Professional elevator design software should address the full workflow of the elevator designer or consultant, from initial analysis through design optimisation to client reporting and BIM integration. The following capabilities define the current standard for professional tools:

• Multi-lift simulation that models the interaction between multiple elevator cars serving multiple floors under varied demand patterns, including up-peak, down-peak, inter-floor, and mixed traffic conditions
• Building type templates that apply the appropriate traffic parameters for different building categories — office, residential, hotel, hospital, mixed-use — without requiring the user to define these parameters manually for standard cases
• Expert system optimisation that evaluates multiple potential configurations systematically and recommends the optimal solution based on performance, space, and cost criteria
• 3D visualisation that allows the designer and client to observe the movement of passengers and elevator cars in a building model, providing an intuitive representation of the system’s performance that numerical outputs alone cannot convey
• Automated professional reporting that generates comprehensive documentation of the analysis, including the building parameters, performance criteria, configurations evaluated, and predicted performance of the recommended design
• IFC/BIM output that produces a Building Information Model of the elevator system in a format that can be incorporated directly into the project’s overall BIM environment

The Role of Elevator Design Software in the Design Process

Elevator design software is most valuable when it is engaged early in the design process, before the building’s core layout is committed to a specific configuration. The earlier the analysis is conducted, the more influence the results can have on the fundamental design decisions that determine the building’s vertical transportation performance: the number of lift shafts, their dimensions, their position within the core, and the number of floors served by each group of elevators.

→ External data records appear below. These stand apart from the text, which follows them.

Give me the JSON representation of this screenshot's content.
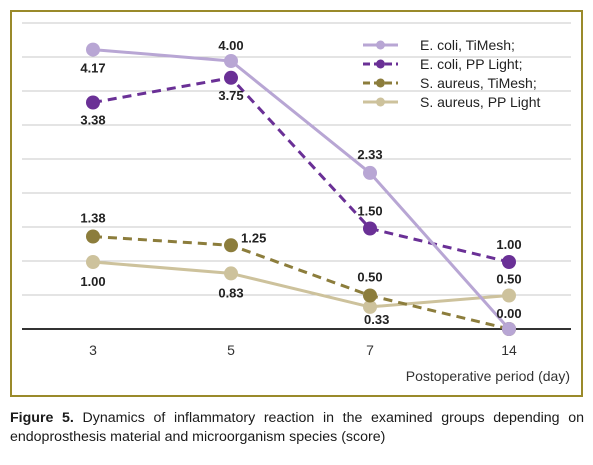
{
  "caption": {
    "label": "Figure 5.",
    "text": " Dynamics of inflammatory reaction in the examined groups depending on endoprosthesis material and microorganism species (score)"
  },
  "chart_data": {
    "type": "line",
    "categories": [
      "3",
      "5",
      "7",
      "14"
    ],
    "xlabel": "Postoperative period (day)",
    "ylabel": "",
    "ylim": [
      0,
      4.5
    ],
    "grid": true,
    "legend_position": "top-right",
    "series": [
      {
        "name": "E. coli, TiMesh;",
        "color": "#b8a6d4",
        "dashed": false,
        "values": [
          4.17,
          4.0,
          2.33,
          0.0
        ],
        "labels": [
          "4.17",
          "4.00",
          "2.33",
          "0.00"
        ]
      },
      {
        "name": "E. coli, PP Light;",
        "color": "#6a3096",
        "dashed": true,
        "values": [
          3.38,
          3.75,
          1.5,
          1.0
        ],
        "labels": [
          "3.38",
          "3.75",
          "1.50",
          "1.00"
        ]
      },
      {
        "name": "S. aureus, TiMesh;",
        "color": "#8c7d3c",
        "dashed": true,
        "values": [
          1.38,
          1.25,
          0.5,
          0.0
        ],
        "labels": [
          "1.38",
          "1.25",
          "0.50",
          ""
        ]
      },
      {
        "name": "S. aureus, PP Light",
        "color": "#cdc29c",
        "dashed": false,
        "values": [
          1.0,
          0.83,
          0.33,
          0.5
        ],
        "labels": [
          "1.00",
          "0.83",
          "0.33",
          "0.50"
        ]
      }
    ]
  }
}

Late engagement, after the core has been designed and structural elements committed, severely limits the designer’s ability to optimise the elevator configuration. Simulation at this stage can still confirm whether the proposed design meets performance criteria and identify the best available control system configuration, but it cannot address fundamental configuration constraints that have already been locked in.

Final Thoughts

Elevator analysis is a discipline where the quality of the tools directly determines the quality of the outcome. For engineers and architects who take vertical transportation performance seriously, specialist simulation software that combines analytical depth with practical workflow integration is not an optional enhancement but a professional necessity. Understanding the basics of rigorous elevator analysis — what it involves, what it produces, and how the results should inform design decisions — is the foundation of competent elevator design practice.